AgentBench
PassAudited by ClawScan on May 1, 2026.
Overview
AgentBench appears to be a coherent benchmark skill that runs bundled local tasks and scripts in temporary workspaces; users should expect local execution during benchmark runs.
This looks like a legitimate benchmark skill. Before installing, be comfortable with it running bundled setup scripts, creating temporary workspaces and result files, and directing the agent through synthetic benchmark tasks. Install only from the expected source and run a smaller benchmark first if you want to limit impact.
Findings (3)
Artifact-based informational review of SKILL.md, metadata, install specs, static scan signals, and capability signals. ClawScan does not execute the skill or run runtime probes.
Running the benchmark will execute local bash/Python setup code and create or modify files in temporary benchmark workspaces.
Benchmark runs execute bundled shell setup scripts. The included examples generate synthetic files/repos in the workspace, which is expected for this benchmark but still means local code runs.
If the task directory contains a `setup.sh`: run `bash tasks/{suite}/{task}/setup.sh {workspace-path}`Install from a trusted source, review setup scripts if concerned, and start with `/benchmark --task ...` or `/benchmark --fast` before a full run.
While the benchmark is running, the agent will follow synthetic task instructions rather than your normal project goal.
The skill deliberately delegates the agent's goal to bundled task prompts during a benchmark. This is core to the benchmark and is scoped to the workspace.

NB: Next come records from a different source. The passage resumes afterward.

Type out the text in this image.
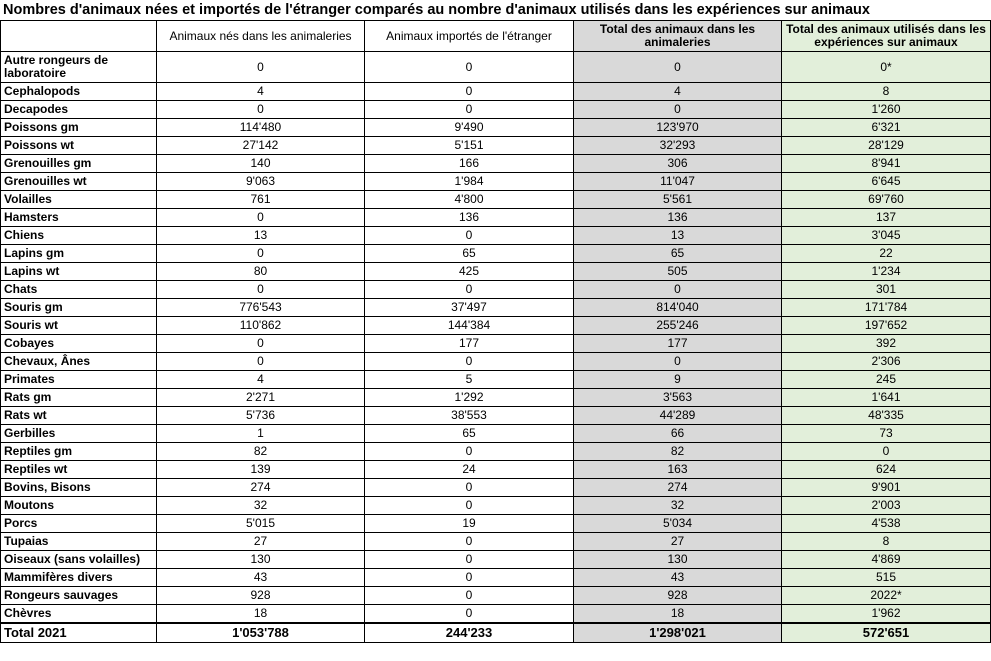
Nombres d'animaux nées et importés de l'étranger comparés au nombre d'animaux utilisés dans les expériences sur animaux
	Animaux nés dans les animaleries	Animaux importés de l'étranger	Total des animaux dans les animaleries	Total des animaux utilisés dans les expériences sur animaux
Autre rongeurs de laboratoire	0	0	0	0*
Cephalopods	4	0	4	8
Decapodes	0	0	0	1'260
Poissons gm	114'480	9'490	123'970	6'321
Poissons wt	27'142	5'151	32'293	28'129
Grenouilles gm	140	166	306	8'941
Grenouilles wt	9'063	1'984	11'047	6'645
Volailles	761	4'800	5'561	69'760
Hamsters	0	136	136	137
Chiens	13	0	13	3'045
Lapins gm	0	65	65	22
Lapins wt	80	425	505	1'234
Chats	0	0	0	301
Souris gm	776'543	37'497	814'040	171'784
Souris wt	110'862	144'384	255'246	197'652
Cobayes	0	177	177	392
Chevaux, Ânes	0	0	0	2'306
Primates	4	5	9	245
Rats gm	2'271	1'292	3'563	1'641
Rats wt	5'736	38'553	44'289	48'335
Gerbilles	1	65	66	73
Reptiles gm	82	0	82	0
Reptiles wt	139	24	163	624
Bovins, Bisons	274	0	274	9'901
Moutons	32	0	32	2'003
Porcs	5'015	19	5'034	4'538
Tupaias	27	0	27	8
Oiseaux (sans volailles)	130	0	130	4'869
Mammifères divers	43	0	43	515
Rongeurs sauvages	928	0	928	2022*
Chèvres	18	0	18	1'962
Total 2021	1'053'788	244'233	1'298'021	572'651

Read the task's `user_message` and execute it as if a real user sent you the request ... Work ONLY within the workspace directory
Only invoke the benchmark when you want the agent to run these tasks, and use suite/task filters to limit scope.
If installed from an altered or untrusted copy, the benchmark scripts could differ from the reviewed package.
The install guidance is user-directed and points to an external GitHub repository. Because the skill contains runtime scripts, repository provenance matters.
git clone https://github.com/agentbench/agentbench-openclaw.git ~/.openclaw/skills/agentbench
Use the expected registry or repository, avoid untrusted mirrors, and verify the version before running benchmarks.